You’ve likely heard the expression, “aged like a fine red wine” before. It’s popular, and for good reason. While most wines aren’t meant to be aged, in fact only 1% of wines produced worldwide are intended for cellaring, red wines are different. You see, oxidation and tannins, elements of the grape often found in the stem, change over time. They turn to sediment and can separate from the rest of the blend, turning what once may have been a highly acidic, brash wine into a smooth, mellow and complex flavor palate. Experts will tell you the aroma compounds only become more sensational over the years as well.

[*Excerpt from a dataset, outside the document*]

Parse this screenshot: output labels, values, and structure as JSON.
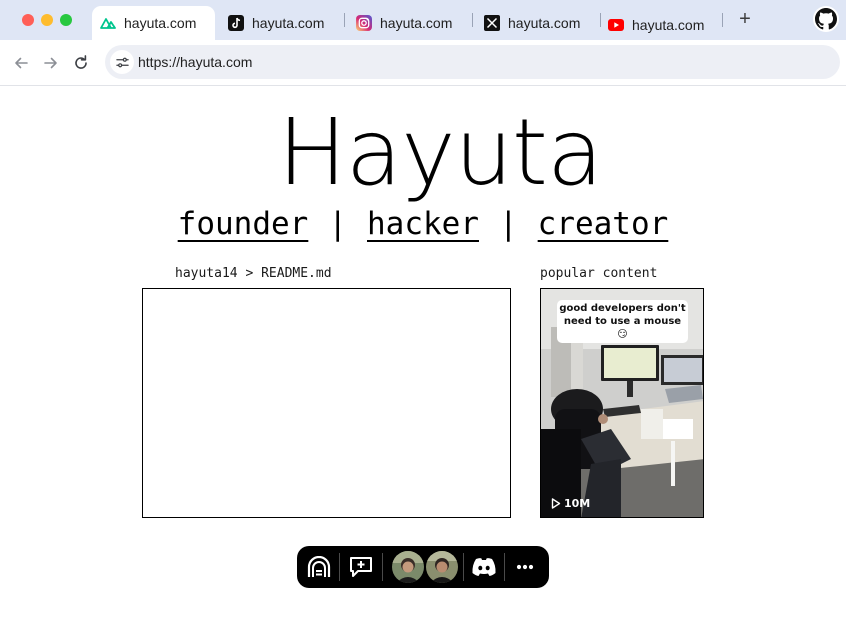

Even so, most red wines can and do go bad if you leave them sitting around. Your standard variety table wines, the stuff most of us buy at the store, can only last about 2-3 years after expiration. If you’re trying to preserve a wine, say a bottle from your wedding day to be consumed on your ten year anniversary, you’ll want to do a bit of research before just putting the wine in the cellar.
There is such a thing as too much aging. It’s a very delicate balance, as it turns out.

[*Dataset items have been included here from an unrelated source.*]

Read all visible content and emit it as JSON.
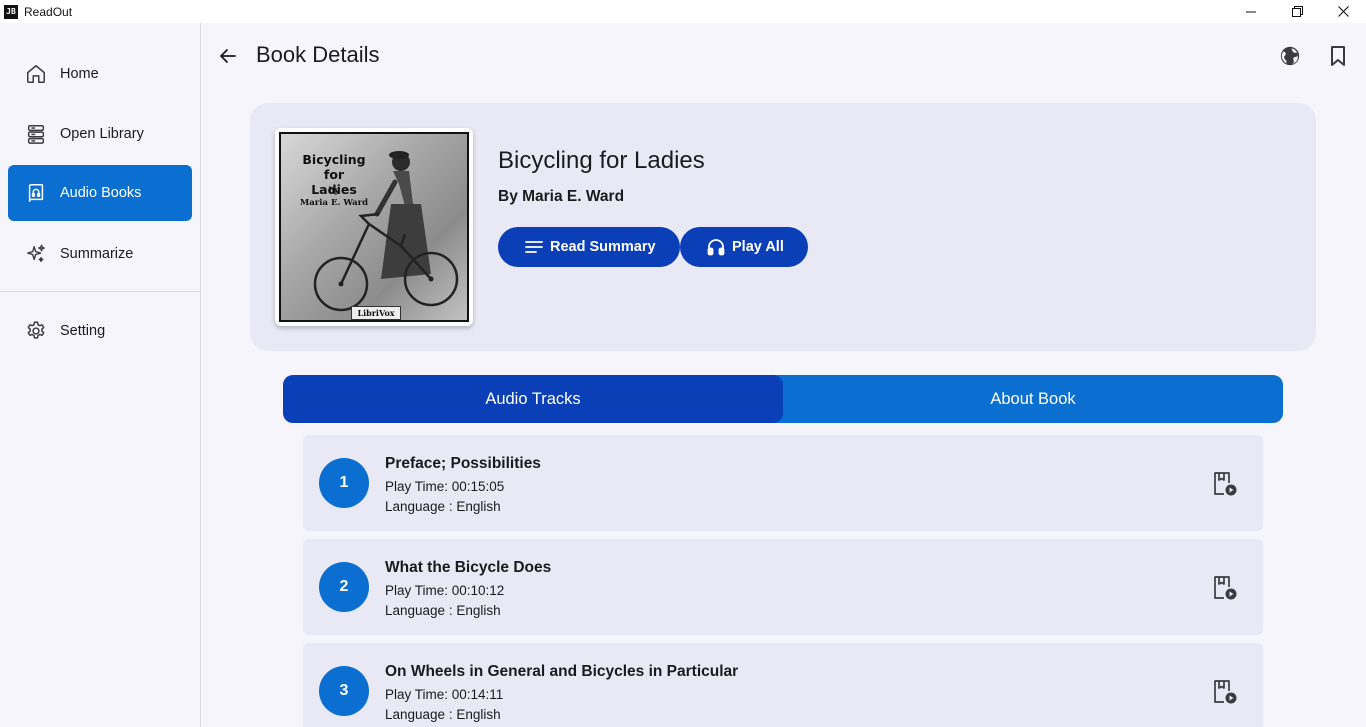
{
  "window": {
    "logo_text": "JB",
    "title": "ReadOut"
  },
  "sidebar": {
    "items": [
      {
        "label": "Home",
        "icon": "home-icon"
      },
      {
        "label": "Open Library",
        "icon": "library-icon"
      },
      {
        "label": "Audio Books",
        "icon": "audiobook-icon",
        "active": true
      },
      {
        "label": "Summarize",
        "icon": "sparkle-icon"
      },
      {
        "label": "Setting",
        "icon": "gear-icon"
      }
    ]
  },
  "header": {
    "title": "Book Details",
    "icons": [
      "globe-icon",
      "bookmark-icon"
    ]
  },
  "book": {
    "title": "Bicycling for Ladies",
    "author": "By Maria E. Ward",
    "cover": {
      "title": "Bicycling for Ladies",
      "by": "by",
      "author": "Maria E. Ward",
      "publisher": "LibriVox"
    },
    "read_summary_label": "Read Summary",
    "play_all_label": "Play All"
  },
  "tabs": [
    {
      "label": "Audio Tracks",
      "active": true
    },
    {
      "label": "About Book",
      "active": false
    }
  ],
  "tracks": [
    {
      "number": "1",
      "title": "Preface; Possibilities",
      "play_time": "Play Time: 00:15:05",
      "language": "Language : English"
    },
    {
      "number": "2",
      "title": "What the Bicycle Does",
      "play_time": "Play Time: 00:10:12",
      "language": "Language : English"
    },
    {
      "number": "3",
      "title": "On Wheels in General and Bicycles in Particular",
      "play_time": "Play Time: 00:14:11",
      "language": "Language : English"
    }
  ],
  "colors": {
    "accent": "#0a6fd0",
    "accent_dark": "#0a3fb8",
    "card_bg": "#e9e8f5",
    "page_bg": "#f6f5fb"
  }
}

Be sure to store primarily red wines, as whites and sparkling wines don’t do as well in the cellar. Especially for the novice enthusiast. Also, your basement is not a proper place to store any wine. You need to store it in a proper cellar that is cool, dry, and monitored by a humidifier. Another rule of thumb? Any bottle priced around $40 or less isn’t meant to be aged, and won’t benefit from it either.

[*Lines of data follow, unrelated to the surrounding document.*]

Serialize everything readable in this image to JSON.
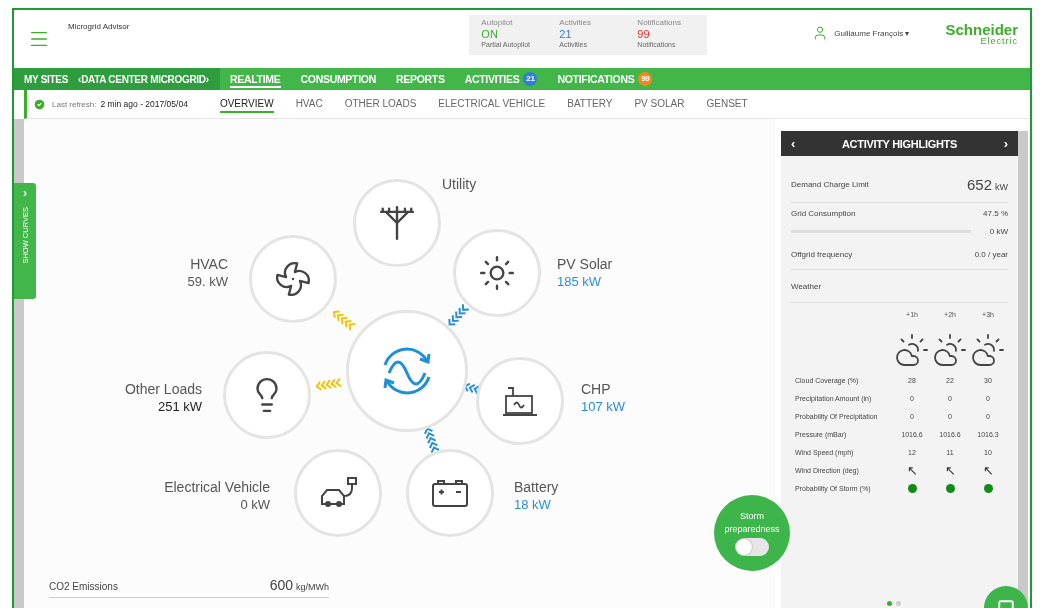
{
  "app": {
    "title": "Microgrid Advisor"
  },
  "status": [
    {
      "label": "Autopilot",
      "value": "ON",
      "caption": "Partial Autopilot",
      "color": "#3dae2b"
    },
    {
      "label": "Activities",
      "value": "21",
      "caption": "Activities",
      "color": "#2f7fd6"
    },
    {
      "label": "Notifications",
      "value": "99",
      "caption": "Notifications",
      "color": "#e0332f"
    }
  ],
  "user": {
    "name": "Guillaume François",
    "caret": "▾"
  },
  "logo": {
    "line1": "Schneider",
    "line2": "Electric"
  },
  "nav": {
    "sites": "MY SITES",
    "site": "‹DATA CENTER MICROGRID›",
    "items": [
      {
        "label": "REALTIME",
        "selected": true
      },
      {
        "label": "CONSUMPTION",
        "selected": false
      },
      {
        "label": "REPORTS",
        "selected": false
      },
      {
        "label": "ACTIVITIES",
        "selected": false,
        "badge": "21",
        "color": "#2f7fd6"
      },
      {
        "label": "NOTIFICATIONS",
        "selected": false,
        "badge": "99",
        "color": "#f08a1c"
      }
    ]
  },
  "subnav": {
    "refresh_label": "Last refresh:",
    "refresh_value": "2 min ago - 2017/05/04",
    "tabs": [
      {
        "label": "OVERVIEW",
        "selected": true
      },
      {
        "label": "HVAC",
        "selected": false
      },
      {
        "label": "OTHER LOADS",
        "selected": false
      },
      {
        "label": "ELECTRICAL VEHICLE",
        "selected": false
      },
      {
        "label": "BATTERY",
        "selected": false
      },
      {
        "label": "PV SOLAR",
        "selected": false
      },
      {
        "label": "GENSET",
        "selected": false
      }
    ]
  },
  "side_tab": {
    "label": "SHOW CURVES",
    "chevron": "›"
  },
  "nodes": [
    {
      "kind": "utility",
      "label": "Utility",
      "consuming": false,
      "supplying": false
    },
    {
      "kind": "hvac",
      "label": "HVAC",
      "value": "59. kW",
      "consuming": true,
      "supplying": false
    },
    {
      "kind": "solar",
      "label": "PV Solar",
      "value": "185 kW",
      "consuming": false,
      "supplying": true
    },
    {
      "kind": "loads",
      "label": "Other Loads",
      "value": "251 kW",
      "consuming": true,
      "supplying": false
    },
    {
      "kind": "chp",
      "label": "CHP",
      "value": "107 kW",
      "consuming": false,
      "supplying": true
    },
    {
      "kind": "ev",
      "label": "Electrical Vehicle",
      "value": "0 kW",
      "consuming": false,
      "supplying": false
    },
    {
      "kind": "battery",
      "label": "Battery",
      "value": "18 kW",
      "consuming": false,
      "supplying": true
    }
  ],
  "storm": {
    "label": "Storm preparedness",
    "on": false
  },
  "co2": {
    "label": "CO2 Emissions",
    "value": "600",
    "unit": "kg/MWh"
  },
  "highlights": {
    "title": "ACTIVITY HIGHLIGHTS",
    "prev": "‹",
    "next": "›",
    "rows": [
      {
        "kind": "big",
        "label": "Demand Charge Limit",
        "value": "652",
        "unit": "kW"
      },
      {
        "kind": "plain",
        "label": "Grid Consumption",
        "value": "47.5 %"
      },
      {
        "kind": "bar",
        "level": 0,
        "value": "0 kW"
      },
      {
        "kind": "plain",
        "label": "Offgrid frequency",
        "value": "0.0 / year"
      },
      {
        "kind": "heading",
        "label": "Weather"
      }
    ]
  },
  "weather": {
    "columns": [
      "+1h",
      "+2h",
      "+3h"
    ],
    "rows": [
      {
        "kind": "text",
        "label": "Cloud Coverage (%)",
        "values": [
          "28",
          "22",
          "30"
        ]
      },
      {
        "kind": "text",
        "label": "Precipitation Amount (in)",
        "values": [
          "0",
          "0",
          "0"
        ]
      },
      {
        "kind": "text",
        "label": "Probability Of Precipitation",
        "values": [
          "0",
          "0",
          "0"
        ]
      },
      {
        "kind": "text",
        "label": "Pressure (mBar)",
        "values": [
          "1016.6",
          "1016.6",
          "1016.3"
        ]
      },
      {
        "kind": "text",
        "label": "Wind Speed (mph)",
        "values": [
          "12",
          "11",
          "10"
        ]
      },
      {
        "kind": "arrows",
        "label": "Wind Direction (deg)",
        "values": [
          "↖",
          "↖",
          "↖"
        ]
      },
      {
        "kind": "dots",
        "label": "Probability Of Storm (%)",
        "dots": [
          {
            "color": "#138a17"
          },
          {
            "color": "#138a17"
          },
          {
            "color": "#138a17"
          }
        ]
      }
    ]
  },
  "pager": [
    {
      "selected": true
    },
    {
      "selected": false
    }
  ]
}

Everything changes once the wine is opened, too. No matter if the vintage is 2013, or 1813, once the cork is popped you’re on a timeline. In general, the cooler the wine needs to be kept the shorter it’s lifespan. A typical sparkling wine is only good for 24-72 hours, white wines can last 3-5 days, and even reds have a maximum life expectancy of about a week. The one exception is a fortified and boxed wines, which can go up to a month once opened.